自分の理解の範疇を超えている事態に、半ば放心状態で結衣はロイドに尋ねた。
「私、日本に帰れるの?」
「現時点では、何とも言えない」
「やけに冷静なのね。この国ではよくある事なの?」
「過去に何度かあったらしい。それにオレの研究課題のひとつでもあるしな。
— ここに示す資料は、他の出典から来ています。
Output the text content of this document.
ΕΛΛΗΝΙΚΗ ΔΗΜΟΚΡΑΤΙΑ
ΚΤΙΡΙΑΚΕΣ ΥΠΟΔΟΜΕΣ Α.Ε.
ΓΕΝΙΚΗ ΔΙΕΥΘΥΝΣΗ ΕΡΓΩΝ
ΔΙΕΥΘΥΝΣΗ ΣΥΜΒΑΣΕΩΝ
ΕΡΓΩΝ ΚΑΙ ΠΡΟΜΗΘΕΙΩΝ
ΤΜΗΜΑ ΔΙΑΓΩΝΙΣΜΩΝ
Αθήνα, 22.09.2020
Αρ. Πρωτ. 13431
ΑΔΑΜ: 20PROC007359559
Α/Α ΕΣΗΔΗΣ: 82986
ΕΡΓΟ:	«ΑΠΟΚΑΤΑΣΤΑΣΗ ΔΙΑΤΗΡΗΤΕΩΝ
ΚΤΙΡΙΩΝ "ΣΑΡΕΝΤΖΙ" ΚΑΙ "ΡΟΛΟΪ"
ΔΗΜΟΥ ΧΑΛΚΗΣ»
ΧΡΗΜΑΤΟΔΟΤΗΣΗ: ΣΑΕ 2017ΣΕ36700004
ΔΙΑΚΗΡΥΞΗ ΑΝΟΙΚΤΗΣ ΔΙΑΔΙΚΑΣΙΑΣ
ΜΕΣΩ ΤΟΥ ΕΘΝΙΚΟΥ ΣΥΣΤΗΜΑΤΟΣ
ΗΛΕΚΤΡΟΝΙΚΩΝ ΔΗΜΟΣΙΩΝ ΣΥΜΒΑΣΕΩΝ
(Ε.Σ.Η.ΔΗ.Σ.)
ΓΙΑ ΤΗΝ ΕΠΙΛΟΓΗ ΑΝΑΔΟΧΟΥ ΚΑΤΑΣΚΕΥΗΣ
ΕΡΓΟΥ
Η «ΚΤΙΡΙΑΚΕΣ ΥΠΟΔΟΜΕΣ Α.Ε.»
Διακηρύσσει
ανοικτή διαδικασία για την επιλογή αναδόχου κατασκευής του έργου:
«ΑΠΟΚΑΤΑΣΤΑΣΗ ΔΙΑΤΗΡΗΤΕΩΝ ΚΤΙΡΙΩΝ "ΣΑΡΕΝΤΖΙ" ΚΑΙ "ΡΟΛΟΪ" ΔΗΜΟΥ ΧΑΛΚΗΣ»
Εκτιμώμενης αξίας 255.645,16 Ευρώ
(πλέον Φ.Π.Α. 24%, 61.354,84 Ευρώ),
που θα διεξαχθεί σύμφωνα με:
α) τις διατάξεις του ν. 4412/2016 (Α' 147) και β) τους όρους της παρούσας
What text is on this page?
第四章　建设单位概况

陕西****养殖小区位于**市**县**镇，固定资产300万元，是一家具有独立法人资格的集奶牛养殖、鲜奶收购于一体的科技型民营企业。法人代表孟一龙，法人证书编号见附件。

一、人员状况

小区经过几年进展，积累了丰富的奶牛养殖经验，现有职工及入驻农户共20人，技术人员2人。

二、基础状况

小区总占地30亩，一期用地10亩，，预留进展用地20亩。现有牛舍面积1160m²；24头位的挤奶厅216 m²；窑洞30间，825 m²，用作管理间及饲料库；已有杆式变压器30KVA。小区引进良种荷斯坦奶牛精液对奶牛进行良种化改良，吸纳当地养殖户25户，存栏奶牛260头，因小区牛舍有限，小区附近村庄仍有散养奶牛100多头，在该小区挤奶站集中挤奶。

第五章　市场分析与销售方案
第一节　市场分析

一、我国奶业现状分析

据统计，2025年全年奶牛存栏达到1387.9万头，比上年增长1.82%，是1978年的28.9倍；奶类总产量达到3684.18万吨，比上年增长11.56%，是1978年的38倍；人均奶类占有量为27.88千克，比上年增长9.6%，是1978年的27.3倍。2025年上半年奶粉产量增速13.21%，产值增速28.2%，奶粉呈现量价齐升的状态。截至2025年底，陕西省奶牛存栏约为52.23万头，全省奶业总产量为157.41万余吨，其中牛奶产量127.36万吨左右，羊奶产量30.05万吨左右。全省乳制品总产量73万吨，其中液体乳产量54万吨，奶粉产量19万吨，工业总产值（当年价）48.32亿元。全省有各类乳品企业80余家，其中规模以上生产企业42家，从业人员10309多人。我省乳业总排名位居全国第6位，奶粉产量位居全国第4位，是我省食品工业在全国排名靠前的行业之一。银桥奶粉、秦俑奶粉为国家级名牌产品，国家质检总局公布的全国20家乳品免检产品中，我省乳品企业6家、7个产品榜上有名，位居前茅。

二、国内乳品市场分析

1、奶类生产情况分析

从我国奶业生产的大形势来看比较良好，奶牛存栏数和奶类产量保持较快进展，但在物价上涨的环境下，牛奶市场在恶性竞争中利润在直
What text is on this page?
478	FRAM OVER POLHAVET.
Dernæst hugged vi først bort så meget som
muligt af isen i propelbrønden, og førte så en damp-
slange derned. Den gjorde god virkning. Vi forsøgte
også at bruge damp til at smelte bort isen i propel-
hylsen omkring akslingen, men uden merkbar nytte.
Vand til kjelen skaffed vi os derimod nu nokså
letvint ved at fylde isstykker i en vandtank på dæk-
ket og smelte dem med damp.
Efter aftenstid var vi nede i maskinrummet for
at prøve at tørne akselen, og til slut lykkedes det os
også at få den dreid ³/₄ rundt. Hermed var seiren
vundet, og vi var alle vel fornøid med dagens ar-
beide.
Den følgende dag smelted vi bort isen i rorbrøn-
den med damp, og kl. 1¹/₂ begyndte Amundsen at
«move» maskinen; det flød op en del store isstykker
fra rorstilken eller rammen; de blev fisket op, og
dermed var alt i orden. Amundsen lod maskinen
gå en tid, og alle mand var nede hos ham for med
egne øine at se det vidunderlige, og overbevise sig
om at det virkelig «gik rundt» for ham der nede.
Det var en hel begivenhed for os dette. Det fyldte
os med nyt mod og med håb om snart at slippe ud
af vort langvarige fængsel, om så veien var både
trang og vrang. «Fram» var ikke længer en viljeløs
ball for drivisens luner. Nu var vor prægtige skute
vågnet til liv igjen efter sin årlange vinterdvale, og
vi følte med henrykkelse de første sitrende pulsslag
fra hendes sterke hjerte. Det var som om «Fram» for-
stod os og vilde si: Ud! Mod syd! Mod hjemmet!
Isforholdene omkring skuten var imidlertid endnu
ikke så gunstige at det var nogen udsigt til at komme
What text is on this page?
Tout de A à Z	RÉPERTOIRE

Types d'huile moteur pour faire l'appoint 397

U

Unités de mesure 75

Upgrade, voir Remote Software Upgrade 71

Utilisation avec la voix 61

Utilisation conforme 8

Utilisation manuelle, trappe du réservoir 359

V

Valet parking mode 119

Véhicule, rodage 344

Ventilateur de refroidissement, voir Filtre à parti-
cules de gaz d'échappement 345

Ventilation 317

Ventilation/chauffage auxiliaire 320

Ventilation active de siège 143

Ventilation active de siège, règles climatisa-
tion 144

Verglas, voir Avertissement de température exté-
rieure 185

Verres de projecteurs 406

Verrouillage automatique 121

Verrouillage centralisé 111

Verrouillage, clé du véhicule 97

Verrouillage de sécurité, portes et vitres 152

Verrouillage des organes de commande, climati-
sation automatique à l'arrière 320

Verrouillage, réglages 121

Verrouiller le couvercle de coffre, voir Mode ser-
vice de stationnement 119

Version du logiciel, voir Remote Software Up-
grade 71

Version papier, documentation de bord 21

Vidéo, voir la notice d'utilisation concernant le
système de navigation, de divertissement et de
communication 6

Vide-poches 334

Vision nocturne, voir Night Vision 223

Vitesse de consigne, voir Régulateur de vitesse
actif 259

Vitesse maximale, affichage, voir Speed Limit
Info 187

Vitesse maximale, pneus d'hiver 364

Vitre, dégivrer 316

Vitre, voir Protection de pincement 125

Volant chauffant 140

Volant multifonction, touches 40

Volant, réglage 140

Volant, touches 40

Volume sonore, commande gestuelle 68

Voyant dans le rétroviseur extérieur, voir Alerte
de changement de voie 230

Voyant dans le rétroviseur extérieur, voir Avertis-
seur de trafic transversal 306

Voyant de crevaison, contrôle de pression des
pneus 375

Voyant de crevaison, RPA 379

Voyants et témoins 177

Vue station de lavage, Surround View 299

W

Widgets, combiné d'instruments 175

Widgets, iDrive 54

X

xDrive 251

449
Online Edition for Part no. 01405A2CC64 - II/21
おまえにはしばらくの間協力してもらう」
ロイドは先ほどラクロット氏に話した事を結衣にも告げた。
結衣を転送してしまった原因が判明するまで、この装置は使えない。
また誤動作を起こしては困るからだ。
王子の捜索は、引き続き転送できない機能縮小版の検索マシンで行う事になる。
だが、機能が縮小されている分、正規版に比べておそろしく時間がかかる。
そのため、人による捜索隊も結成された。
王子の不在を公にするわけにはいかない。
捜索隊も信頼できる少数精鋭となる。
こちらも時間がかかる事は必至だ。
「そこでだ。殿下が見つかるまでの間、うり二つのおまえに身代わりを演じてもらいたい」
有無を言わさぬ命令口調にムッとして、結衣は間髪入れずに拒否する。
「無理よ! 王子様って男でしょ? 私は女なのよ」
「確かにそのようだな……」
ロイドは結衣の胸の辺りを見つめた。
そして、
「体型的には大して問題ないと思うが……」
と言うと、指先で結衣の胸をツッと撫でた。
ショートパンツと、ノーブラにキャミソール一枚のお昼寝スタイルの結衣は、生の胸を撫でられたような衝撃に背中の真ん中に悪寒が走った。
「触らないでよ、エロ学者!」
咄嗟に胸をかばってロイドを叩こうとしたが、ヒョイとよけられ空振りに終わった。
悔しいのでロイドを睨んでわめく。
「どうせ胸小さいし、背高いし、男と変わらないわよ! 昔から、何食べてそんなに大きくなったの? とか、毎日牛乳飲んでるの? とか、聞き飽きてるわよ! 牛乳なんて大嫌いよ!」
ロイドは呆気にとられて結衣を見つめ嘆息した。